Die Zahl entspricht etwa vier Fällen pro eine Million Geimpfter seit Start der Impfungen Anfang Februar. Das könnte auf eine Häufung hindeuten, da diese Art der Thrombose sonst zwei bis fünf Mal pro eine Million Personen im Jahr auftritt. Allerdings gehen Studien aus einzelnen Ländern von einer höheren Inzidenz bis zu 15,7 Fällen pro einer Million Menschen im Jahr aus.
Bei der geringen Zahl der aufgetretenen Fälle könnte dies ein statistischer Zufall sein. Die Behörden werden jetzt prüfen, ob die gleichen Personengruppen wie sonst betroffen sind: Bei Frauen und bei jüngeren Personen ist das Risiko generell höher. Die EMA will prüfen, ob die Zahlen aus Deutschland gesamteuropäisch bestätigt werden können.
Der SPD-Gesundheitspolitiker Karl Lauterbach sieht bereits »mit großer Wahrscheinlichkeit« einen Zusammenhang mit der Impfung. Dies mache auch »physiologisch Sinn«. Reagiert also das Immunsystem der Geimpften an einer falschen Stelle? Der Immunologe Carsten Watzl von der TU Dortmund hält dies bisher für »reine Spekulation«. Theoretisch könne eine Covid-19-Impfung in sehr seltenen Fällen eine Autoimmunreaktion auslösen; dazu brauche es eine »genetische Vorbelastung«.
»Die kausale Verknüpfung ist hier völlig offen«, sagt auch Peter Berlit, Generalsekretär der Deutschen Gesellschaft für Neurologie. »Einen ursächlichen Zusammenhang zwischen einem Symptom und einer Impfung herzustellen oder zu belegen, ist immer ganz, ganz schwierig.« Berlit verweist auf einen anderen Aspekt: Gesichert ist, dass Sars-CoV-2-Infektionen die Thromboseneigung deutlich erhöhen. Studien zufolge traten bei 15 Prozent der Infizierten solche Ereignisse auf. Berlit geht davon aus, dass es im Rahmen der Erkrankung zu einem »Zytokinsturm«, einer massiven Hochregulation des Immunsystems, kommt. Dadurch könne eine erhöhte Gerinnungsneigung des Blutes auftreten.

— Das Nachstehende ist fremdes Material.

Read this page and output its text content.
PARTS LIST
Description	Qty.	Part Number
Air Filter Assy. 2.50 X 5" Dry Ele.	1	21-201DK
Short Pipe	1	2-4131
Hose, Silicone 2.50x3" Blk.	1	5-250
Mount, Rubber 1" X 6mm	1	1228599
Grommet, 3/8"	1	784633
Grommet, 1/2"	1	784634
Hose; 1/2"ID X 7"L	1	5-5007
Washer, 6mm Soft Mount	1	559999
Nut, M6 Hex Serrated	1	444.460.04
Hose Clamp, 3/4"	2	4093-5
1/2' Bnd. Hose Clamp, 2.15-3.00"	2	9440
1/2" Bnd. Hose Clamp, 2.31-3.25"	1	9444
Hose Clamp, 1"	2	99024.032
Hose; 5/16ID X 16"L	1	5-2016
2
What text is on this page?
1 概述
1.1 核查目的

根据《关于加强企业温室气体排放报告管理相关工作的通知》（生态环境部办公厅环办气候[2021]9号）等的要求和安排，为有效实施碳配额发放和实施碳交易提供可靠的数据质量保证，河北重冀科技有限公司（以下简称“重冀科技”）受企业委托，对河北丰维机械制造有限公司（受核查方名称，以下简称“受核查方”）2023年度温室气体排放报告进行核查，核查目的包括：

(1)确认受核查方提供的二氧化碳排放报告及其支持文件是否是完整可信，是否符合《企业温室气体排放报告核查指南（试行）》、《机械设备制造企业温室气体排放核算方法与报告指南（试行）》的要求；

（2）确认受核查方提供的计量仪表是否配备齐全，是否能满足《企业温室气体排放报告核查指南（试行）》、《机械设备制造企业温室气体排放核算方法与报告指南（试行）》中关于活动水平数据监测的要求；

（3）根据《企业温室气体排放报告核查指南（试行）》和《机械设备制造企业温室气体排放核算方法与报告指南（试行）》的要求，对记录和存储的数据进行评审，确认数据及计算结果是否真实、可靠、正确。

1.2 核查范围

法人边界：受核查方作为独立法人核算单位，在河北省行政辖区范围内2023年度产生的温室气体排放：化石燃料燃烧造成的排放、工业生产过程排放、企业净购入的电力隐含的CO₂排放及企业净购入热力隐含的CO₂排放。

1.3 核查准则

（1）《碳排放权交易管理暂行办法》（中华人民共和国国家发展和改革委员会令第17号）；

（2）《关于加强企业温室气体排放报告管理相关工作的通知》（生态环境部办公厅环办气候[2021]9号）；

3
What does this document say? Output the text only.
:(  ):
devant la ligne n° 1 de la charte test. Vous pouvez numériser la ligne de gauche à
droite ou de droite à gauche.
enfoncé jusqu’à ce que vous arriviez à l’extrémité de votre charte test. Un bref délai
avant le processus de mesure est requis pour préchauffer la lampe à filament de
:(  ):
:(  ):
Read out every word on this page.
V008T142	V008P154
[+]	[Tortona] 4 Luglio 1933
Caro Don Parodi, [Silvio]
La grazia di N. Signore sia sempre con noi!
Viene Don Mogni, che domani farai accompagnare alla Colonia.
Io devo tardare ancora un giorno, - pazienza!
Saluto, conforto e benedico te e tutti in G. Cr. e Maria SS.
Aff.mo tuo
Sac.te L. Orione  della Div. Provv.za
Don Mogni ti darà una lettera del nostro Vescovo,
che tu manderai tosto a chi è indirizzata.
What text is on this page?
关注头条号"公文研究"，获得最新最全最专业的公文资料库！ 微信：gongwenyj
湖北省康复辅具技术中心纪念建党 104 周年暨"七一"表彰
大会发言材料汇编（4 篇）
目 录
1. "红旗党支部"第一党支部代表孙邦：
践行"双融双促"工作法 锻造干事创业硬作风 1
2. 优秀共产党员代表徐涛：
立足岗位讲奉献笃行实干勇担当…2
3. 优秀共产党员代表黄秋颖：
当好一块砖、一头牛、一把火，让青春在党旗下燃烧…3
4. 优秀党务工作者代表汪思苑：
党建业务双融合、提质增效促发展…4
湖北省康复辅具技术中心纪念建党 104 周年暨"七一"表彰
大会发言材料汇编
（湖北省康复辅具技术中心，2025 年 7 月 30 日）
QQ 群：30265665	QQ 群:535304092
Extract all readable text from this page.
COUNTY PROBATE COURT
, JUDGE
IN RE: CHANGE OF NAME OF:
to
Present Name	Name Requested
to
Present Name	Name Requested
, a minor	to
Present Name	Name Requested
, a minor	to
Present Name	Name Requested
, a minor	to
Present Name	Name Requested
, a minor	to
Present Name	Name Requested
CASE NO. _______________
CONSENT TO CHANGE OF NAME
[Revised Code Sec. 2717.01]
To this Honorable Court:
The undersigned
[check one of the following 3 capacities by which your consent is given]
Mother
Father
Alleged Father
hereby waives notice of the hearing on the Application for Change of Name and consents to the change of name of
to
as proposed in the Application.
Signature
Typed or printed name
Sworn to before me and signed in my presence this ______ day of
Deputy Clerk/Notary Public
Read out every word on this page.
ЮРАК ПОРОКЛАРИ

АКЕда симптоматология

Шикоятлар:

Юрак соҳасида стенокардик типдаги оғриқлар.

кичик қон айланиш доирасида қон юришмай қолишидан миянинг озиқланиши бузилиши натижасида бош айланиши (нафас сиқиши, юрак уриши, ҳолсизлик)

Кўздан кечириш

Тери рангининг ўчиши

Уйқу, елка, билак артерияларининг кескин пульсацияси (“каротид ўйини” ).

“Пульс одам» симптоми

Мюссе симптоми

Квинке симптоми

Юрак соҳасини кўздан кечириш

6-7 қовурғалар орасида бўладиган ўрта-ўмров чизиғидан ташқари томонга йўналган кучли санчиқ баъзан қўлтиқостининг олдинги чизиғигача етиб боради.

Vor allem britische Wissenschaftler halten die Aussetzung der Impfungen für überzogen, zumal auf der Insel fast die zehnfache Menge AZD1222 geimpft wurde, ohne dass solche Nebenwirkungen gehäuft beobachtet wurden. Peter Openshaw vom Imperial College London spricht von »einem Desaster für die Akzeptanz von Impfungen in Europa, die in einigen Ländern ohnehin schon auf wackeligem Boden steht«. Es sei »sehr eindeutig, dass die Vorteile einer Impfung die mögliche Sorge vor dieser seltenen Art der Blutgerinnsel weit überwiegen«.
Dem kann sich SPD-Mann Lauterbach anschließen. Auch er hält den Impfstopp für falsch. Schließlich ließen sich Thrombosen gut behandeln – anders als Covid-19.